RV – Senhor D. Jorge Ortiga, apenas duas questões. Uma: depois dos noventa anos das aparições, estas comemorações - que mexeram, e de que maneira, com o país - pensam os bispos aproveitar esta visita para, enfim, de certa maneira, entre aspas, influenciar o Papa a incluir na sua agenda, já do próximo ano, uma visita a Portugal?
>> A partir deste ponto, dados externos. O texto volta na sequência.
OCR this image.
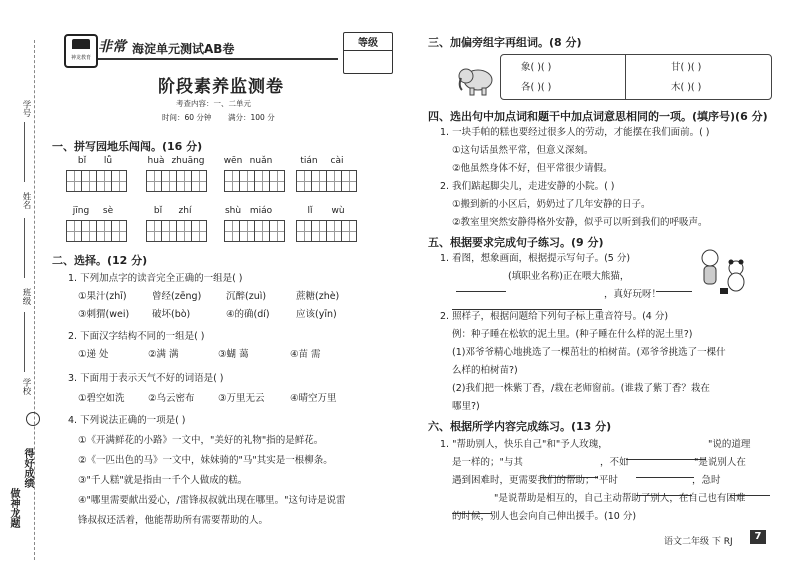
学号
姓名
班级
学校
得好成绩
做神龙题
神龙教育
非常 海淀单元测试AB卷	等级
阶段素养监测卷
考查内容：一、二单元
时间：60 分钟 满分：100 分
一、拼写园地乐闯闯。(16 分)
bǐ	lǚ	huà zhuāng wēn nuǎn	tián	cài
jīng	sè	bǐ	zhí	shù miáo	lǐ	wù
二、选择。(12 分)
1. 下列加点字的读音完全正确的一组是( )
①果汁(zhī)	曾经(zēng)	沉醉(zuì)	蔗糖(zhè)
③刺猬(wei) 破坏(bò)	④的确(dí)	应该(yīn)
2. 下面汉字结构不同的一组是( )
①递 处	②满 满	③蝴 蔼	④苗 需
3. 下面用于表示天气不好的词语是( )
①碧空如洗 ②乌云密布 ③万里无云	④晴空万里
4. 下列说法正确的一项是( )
①《开满鲜花的小路》一文中，"美好的礼物"指的是鲜花。
②《一匹出色的马》一文中，妹妹骑的"马"其实是一根柳条。
③"千人糕"就是指由一千个人做成的糕。
④"哪里需要献出爱心，/雷锋叔叔就出现在哪里。"这句诗是说雷
锋叔叔还活着，他能帮助所有需要帮助的人。
三、加偏旁组字再组词。(8 分)
象( )( )	甘( )( )
各( )( )	木( )( )
四、选出句中加点词和题干中加点词意思相同的一项。(填序号)(6 分)
1. 一块手帕的糕也要经过很多人的劳动，才能摆在我们面前。( )
①这句话虽然平常，但意义深刻。
②他虽然身体不好，但平常很少请假。
2. 我们踮起脚尖儿，走进安静的小院。( )
①搬到新的小区后，奶奶过了几年安静的日子。
②教室里突然安静得格外安静，似乎可以听到我们的呼吸声。
五、根据要求完成句子练习。(9 分)
1. 看图，想象画面，根据提示写句子。(5 分)
(填职业名称)正在喂大熊猫，
，真好玩呀！
2. 照样子，根据问题给下列句子标上重音符号。(4 分)
例：种子睡在松软的泥土里。(种子睡在什么样的泥土里?)
(1)邓爷爷精心地挑选了一棵茁壮的柏树苗。(邓爷爷挑选了一棵什
么样的柏树苗?)
(2)我们把一株紫丁香，/栽在老师窗前。(谁栽了紫丁香？栽在
哪里?)
六、根据所学内容完成练习。(13 分)
1. "帮助别人，快乐自己"和"予人玫瑰，	"说的道理
是一样的；"与其	，不如	"是说别人在
遇到困难时，更需要我们的帮助；"平时	，急时
"是说帮助是相互的，自己主动帮助了别人，在自己也有困难
的时候，别人也会向自己伸出援手。(10 分)
语文二年级 下 RJ	7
JO – Eu creio que nós não poderemos influenciar o Papa para vir a Fátima. Ele sabe do nosso desejo, sabe como Portugal tem um amor muito grande ao Papa, a este como a todos os outros. Portugal cresceu considerando-se a si próprio como uma “nação fidelíssima” - e este “fidelíssima” era à doutrina, mas era também à pessoa do Papa - portanto, se o Santo Padre se sentir interpelado por Deus para vir a Fátima, pois com certeza que concretizará isso que é um sonho, que é um desejo de todos os portugueses. Se nós tivermos oportunidade de falar desse assunto, pois não deixaremos de o abordar. Agora que levemos isso como preocupação, ou como base, um ponto da agenda, penso que não é o caso.

RV – Uma outra questão que parece um pouco adormecida é a criação de uma nova Província eclesiástica - falou-se aqui há uns tempos - no centro do país. É uma necessidade? O problema coloca-se, ou não?

JO – Ora bem. Penso que é uma questão que já foi equacionada variadíssimas vezes, no sentido da criação de novas dioceses. Se se chegar à conclusão de que é necessário criar novas dioceses, provavelmente será necessária também a criação de uma nova Província. É provável que o assunto, na Congregação dos Bispos, também surja. Se surgir, com certeza que será equacionada, teremos a oportunidade também de manifestar o nosso pensar, e veremos também o que a Santa Sé nos dirá. Mas não é uma questão que vá na agenda, mas eu penso que todos estes nossos contactos com as Congregações, e mesmo com o Papa… pois, atrás, eu falava como momentos de comunhão, são comunhão muito familiar, muito íntima… Evidentemente que a visita está a ser preparada, com certeza, mas não temos pontos de agenda a significar exigências ou propostas nesta área ou naquela.

RV – O que é que espera deste encontro com o Papa?

JO – Espero que efectivamente para nós, bispos em Portugal, seja mais um momento, uma experiência forte de comunhão. Uma comunhão que - como o Papa Bento XVI diz - que seja um visibilizar o amor de Deus, este amor de Deus trinitário neste mundo, em Portugal, de tal maneira que o povo português, vendo como os cristãos se amam entre si e se comprometem e trabalham pelo bem comum, acreditem em Cristo, e acreditando em Cristo, reconheçam também o papel, não apenas histórico, da Igreja, mas o papel que ela tem ainda no presente, para bem da sociedade.